# Stihl hedge cutter HS 86r smoking



## borderman239 (Jun 8, 2019)

Hi I got this hedge cutter and it's smokes bad on high revs and leaves a oily residue around the exsaust port any idea what's causing this ,I done a strip down Cleaned everything up everything looks ok it's revs ok and does not mis a beat but the smoke is doing my head in.i think it's unburned fuel.what cause this and how can I reduce smoke .


----------



## DND 9000 (Jun 8, 2019)

That`s a common problem on these hedge trimmers with it`s small displacement. They often run to rich. Do you have a tachometer? If yes try to lean out the H slightly, but slightly and check that the rpms don`t get to high. Base rpms are: Idle 2800, Full throttle 9100. A other, but difficult solution for tuning would be to replace the high speed jet (screwed in to the carburetor) with a smaller one. But that is tricky and I can`t say how much smaller would be the right one. This should only be done if you really know what you are doing. There is a risk of burning up the engine if you go to small.

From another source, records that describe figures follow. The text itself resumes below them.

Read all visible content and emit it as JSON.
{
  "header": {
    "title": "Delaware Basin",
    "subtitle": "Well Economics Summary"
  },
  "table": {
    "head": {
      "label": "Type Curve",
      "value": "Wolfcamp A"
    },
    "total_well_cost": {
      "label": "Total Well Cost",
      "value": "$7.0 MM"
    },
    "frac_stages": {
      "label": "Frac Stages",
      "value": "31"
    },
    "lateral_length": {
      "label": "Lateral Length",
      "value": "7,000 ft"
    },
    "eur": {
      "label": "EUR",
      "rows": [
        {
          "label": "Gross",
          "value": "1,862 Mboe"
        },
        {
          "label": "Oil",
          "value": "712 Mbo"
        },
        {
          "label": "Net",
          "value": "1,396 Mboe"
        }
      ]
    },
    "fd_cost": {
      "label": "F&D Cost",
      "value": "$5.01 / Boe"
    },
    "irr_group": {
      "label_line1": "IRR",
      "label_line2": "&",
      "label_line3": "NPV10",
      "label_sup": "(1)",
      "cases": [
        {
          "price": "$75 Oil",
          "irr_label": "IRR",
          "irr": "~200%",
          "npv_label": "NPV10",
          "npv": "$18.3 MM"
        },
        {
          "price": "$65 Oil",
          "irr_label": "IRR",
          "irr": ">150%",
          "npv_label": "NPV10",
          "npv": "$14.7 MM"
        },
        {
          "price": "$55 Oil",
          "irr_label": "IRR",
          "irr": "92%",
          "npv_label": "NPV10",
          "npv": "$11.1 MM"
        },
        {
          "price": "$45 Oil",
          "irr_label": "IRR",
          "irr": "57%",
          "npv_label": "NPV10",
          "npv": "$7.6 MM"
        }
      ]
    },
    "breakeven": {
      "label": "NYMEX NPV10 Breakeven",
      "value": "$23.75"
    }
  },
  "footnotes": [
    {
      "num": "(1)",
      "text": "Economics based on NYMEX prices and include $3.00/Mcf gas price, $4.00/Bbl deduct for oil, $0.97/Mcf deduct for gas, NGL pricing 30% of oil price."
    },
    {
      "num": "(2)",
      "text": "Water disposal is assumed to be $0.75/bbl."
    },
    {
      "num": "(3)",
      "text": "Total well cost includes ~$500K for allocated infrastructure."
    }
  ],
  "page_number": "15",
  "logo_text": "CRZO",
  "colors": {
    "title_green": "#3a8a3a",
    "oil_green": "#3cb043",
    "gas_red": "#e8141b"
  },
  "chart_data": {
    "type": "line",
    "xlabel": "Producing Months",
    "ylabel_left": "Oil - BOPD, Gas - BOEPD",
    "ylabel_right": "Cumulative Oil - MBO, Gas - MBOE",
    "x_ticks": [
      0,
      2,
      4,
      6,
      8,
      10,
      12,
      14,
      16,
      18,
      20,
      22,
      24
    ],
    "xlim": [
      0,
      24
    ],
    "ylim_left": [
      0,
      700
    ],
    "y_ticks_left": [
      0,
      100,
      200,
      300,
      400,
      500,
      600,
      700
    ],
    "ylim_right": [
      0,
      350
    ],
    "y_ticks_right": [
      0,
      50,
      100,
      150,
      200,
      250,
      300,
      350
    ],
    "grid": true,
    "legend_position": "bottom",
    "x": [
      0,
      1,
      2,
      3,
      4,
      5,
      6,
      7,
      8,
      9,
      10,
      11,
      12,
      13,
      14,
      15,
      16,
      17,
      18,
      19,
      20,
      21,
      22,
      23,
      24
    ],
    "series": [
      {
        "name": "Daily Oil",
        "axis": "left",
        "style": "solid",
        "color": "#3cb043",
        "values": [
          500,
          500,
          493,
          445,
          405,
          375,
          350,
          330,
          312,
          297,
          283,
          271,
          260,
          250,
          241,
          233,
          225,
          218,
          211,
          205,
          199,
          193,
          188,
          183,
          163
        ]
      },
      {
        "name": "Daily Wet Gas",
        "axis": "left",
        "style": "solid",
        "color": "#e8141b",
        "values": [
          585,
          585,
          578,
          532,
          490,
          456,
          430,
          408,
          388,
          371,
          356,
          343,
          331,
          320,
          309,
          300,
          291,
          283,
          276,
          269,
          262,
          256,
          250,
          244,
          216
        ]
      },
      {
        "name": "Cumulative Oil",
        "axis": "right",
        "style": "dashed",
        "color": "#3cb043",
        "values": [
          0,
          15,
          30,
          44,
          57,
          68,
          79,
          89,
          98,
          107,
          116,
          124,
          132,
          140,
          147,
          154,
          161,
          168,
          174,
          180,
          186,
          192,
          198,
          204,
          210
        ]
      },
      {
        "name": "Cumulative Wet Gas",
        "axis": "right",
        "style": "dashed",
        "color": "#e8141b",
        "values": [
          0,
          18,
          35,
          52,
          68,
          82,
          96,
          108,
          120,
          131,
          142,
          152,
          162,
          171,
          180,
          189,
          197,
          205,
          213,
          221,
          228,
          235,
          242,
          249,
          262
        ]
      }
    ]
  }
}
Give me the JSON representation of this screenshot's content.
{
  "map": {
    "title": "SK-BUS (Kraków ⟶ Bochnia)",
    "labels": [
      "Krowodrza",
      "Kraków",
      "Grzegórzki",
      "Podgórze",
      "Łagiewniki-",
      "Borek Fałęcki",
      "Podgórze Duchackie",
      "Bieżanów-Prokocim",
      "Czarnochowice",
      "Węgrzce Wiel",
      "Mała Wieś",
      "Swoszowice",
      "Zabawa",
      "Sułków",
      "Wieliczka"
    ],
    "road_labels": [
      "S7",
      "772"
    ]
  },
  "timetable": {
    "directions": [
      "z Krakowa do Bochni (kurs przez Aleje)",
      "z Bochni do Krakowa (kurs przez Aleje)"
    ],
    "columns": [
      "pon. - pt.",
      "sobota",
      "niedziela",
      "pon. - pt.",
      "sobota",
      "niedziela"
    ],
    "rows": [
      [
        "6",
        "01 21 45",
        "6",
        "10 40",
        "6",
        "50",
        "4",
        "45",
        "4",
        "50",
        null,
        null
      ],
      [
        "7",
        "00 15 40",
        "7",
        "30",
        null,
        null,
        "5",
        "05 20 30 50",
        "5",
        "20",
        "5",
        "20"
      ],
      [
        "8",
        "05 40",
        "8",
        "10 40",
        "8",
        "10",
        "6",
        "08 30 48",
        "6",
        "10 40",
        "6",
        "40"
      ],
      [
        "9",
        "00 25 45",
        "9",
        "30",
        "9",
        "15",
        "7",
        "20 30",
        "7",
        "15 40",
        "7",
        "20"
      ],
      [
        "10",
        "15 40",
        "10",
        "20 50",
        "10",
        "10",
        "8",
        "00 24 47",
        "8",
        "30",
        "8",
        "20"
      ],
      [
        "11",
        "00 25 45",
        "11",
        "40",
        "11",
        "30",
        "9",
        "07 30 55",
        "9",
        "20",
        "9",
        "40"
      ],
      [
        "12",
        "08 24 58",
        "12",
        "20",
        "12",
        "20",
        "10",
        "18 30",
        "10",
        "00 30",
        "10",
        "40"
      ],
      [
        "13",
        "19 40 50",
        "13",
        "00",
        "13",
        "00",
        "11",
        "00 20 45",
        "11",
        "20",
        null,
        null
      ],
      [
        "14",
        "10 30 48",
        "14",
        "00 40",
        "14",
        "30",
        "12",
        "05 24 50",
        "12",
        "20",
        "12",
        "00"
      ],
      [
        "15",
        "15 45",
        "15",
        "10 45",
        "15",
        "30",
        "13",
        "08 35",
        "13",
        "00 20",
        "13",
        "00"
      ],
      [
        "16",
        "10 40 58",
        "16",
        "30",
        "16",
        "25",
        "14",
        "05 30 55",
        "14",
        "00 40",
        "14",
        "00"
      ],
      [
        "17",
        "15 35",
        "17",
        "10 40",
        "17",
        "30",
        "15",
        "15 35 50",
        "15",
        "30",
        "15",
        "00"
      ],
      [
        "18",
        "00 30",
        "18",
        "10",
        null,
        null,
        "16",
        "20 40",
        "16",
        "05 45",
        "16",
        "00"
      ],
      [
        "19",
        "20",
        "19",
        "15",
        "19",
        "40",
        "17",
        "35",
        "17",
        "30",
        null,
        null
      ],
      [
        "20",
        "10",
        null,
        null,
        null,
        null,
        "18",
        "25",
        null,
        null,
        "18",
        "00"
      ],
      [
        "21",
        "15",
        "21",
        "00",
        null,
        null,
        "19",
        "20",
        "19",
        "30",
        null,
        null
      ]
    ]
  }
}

Try it with tuning of the carburetor and see if it gets better.


----------



## sawfun (Jun 15, 2019)

Mine had the limiter removed on the H side, now it has more power also less wet sooty exhaust.


----------



## DND 9000 (Jun 16, 2019)

I also have that problem at the moment on a HS 81 R I work with. Tomorrow I will retune it and see to get that better.


----------